Pharmacy and Pharmacology will appeal to all areas of the ISHLT membership with four symposia highlighting pharmacotherapy needs of our patients to ensure the best outcomes. We will be Making Co-Morbidities Great Again: with Practical Updates in Co-Morbidity Management. An expert panel will provide updates to the management of common co-morbidities pre- and post-transplant with a focus on the evidence base and novel medications. Diabetes, dyslipidemia, osteoporosis, psychiatric disorders, complimentary/alternative medicine, and immunizations/travel medicine will all be reviewed.

How do we avoid Making Deals with the Devil: Substances of Abuse from Pre- to Post-Transplant? Our multidisciplinary panel will review substance use and abuse in transplant recipients, with a focus on the evidence showing adverse effects of narcotics, anxiolytics, nicotine, marijuana, and alcohol before and after transplant. Novel approaches to assessment and cessation interventions will be discussed.

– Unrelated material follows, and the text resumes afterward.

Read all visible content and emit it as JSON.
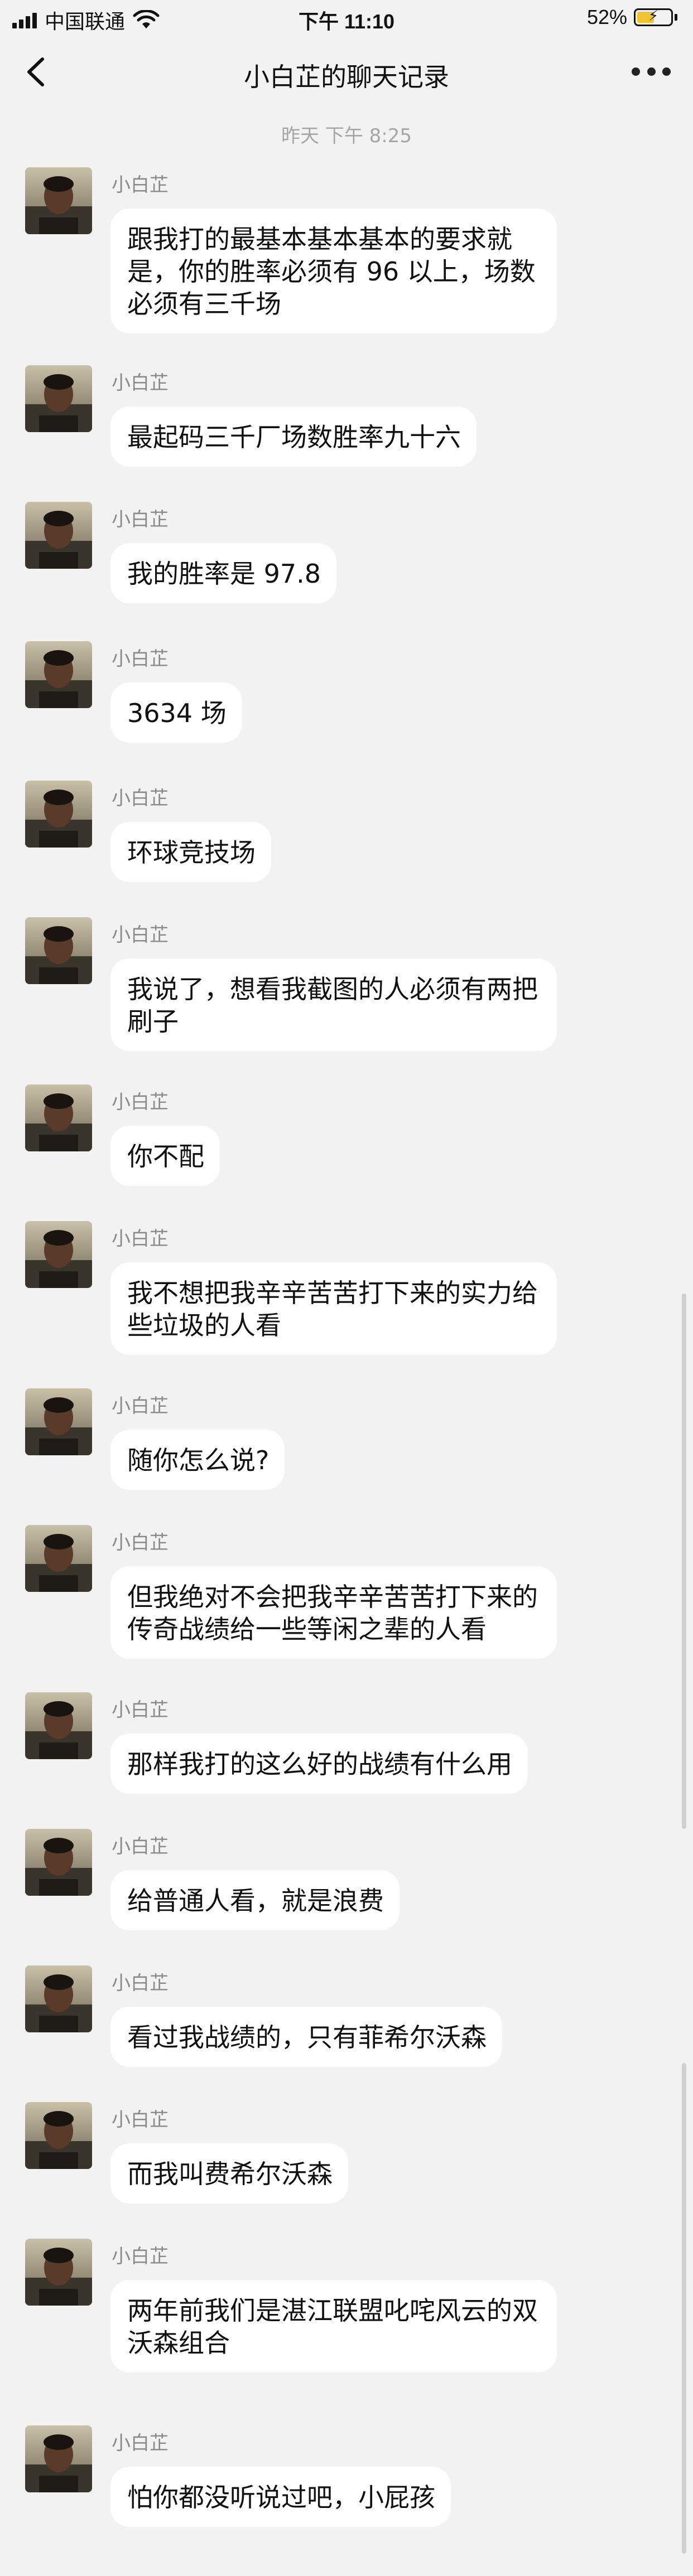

We won’t make A Bloody Mess: Management of Hematologic Complications in Transplantation and MCS; instead, we will offer insights into the management of neutropenia, thrombocytopenia, and hemoglobin optimization while also discussing direct acting oral anticoagulant use and pharmacologic management of bleeding reversal in both transplant and MCS patients. Lastly, So Your Patient is on ECMO... Now What? Considerations for Drug Dosing and Anticoagulation in ECMO will discuss the hot topics of optimal dosing of anti-infective medications and anticoagulation strategies in ECMO patients, especially as the boundaries of ECMO use are expanding.
Take These Broken Lungs and Learn to Fly: Great Debates for Patients with PAH Awaiting Transplant will explore the complex decision making in the care of patients with end stage pulmonary hypertension awaiting lung transplantation.

The Sunrise symposium, I Want to Ride My Bicycle: Cardiopulmonary Exercise Testing (CPET) for PAH and CTEPH, will review the various aspects of exercise testing from pathophysiology to outcome prediction. Breaking Bad: The Right Ventricle and Exercise Hemodynamics Rediscovered will provide an overview into the mechanisms, clinical diagnosis and management of chronic right heart failure in left heart disease, scleroderma, and pulmonary hypertension. In collaboration with the Pulmonary Vascular Research Institute (PVRI), Changes in the World of Pulmonary Hypertension: Nice or Not Nice will bring in experts to focus on controversies and new proposed developments under review since the recent World Symposium on Pulmonary Hypertension.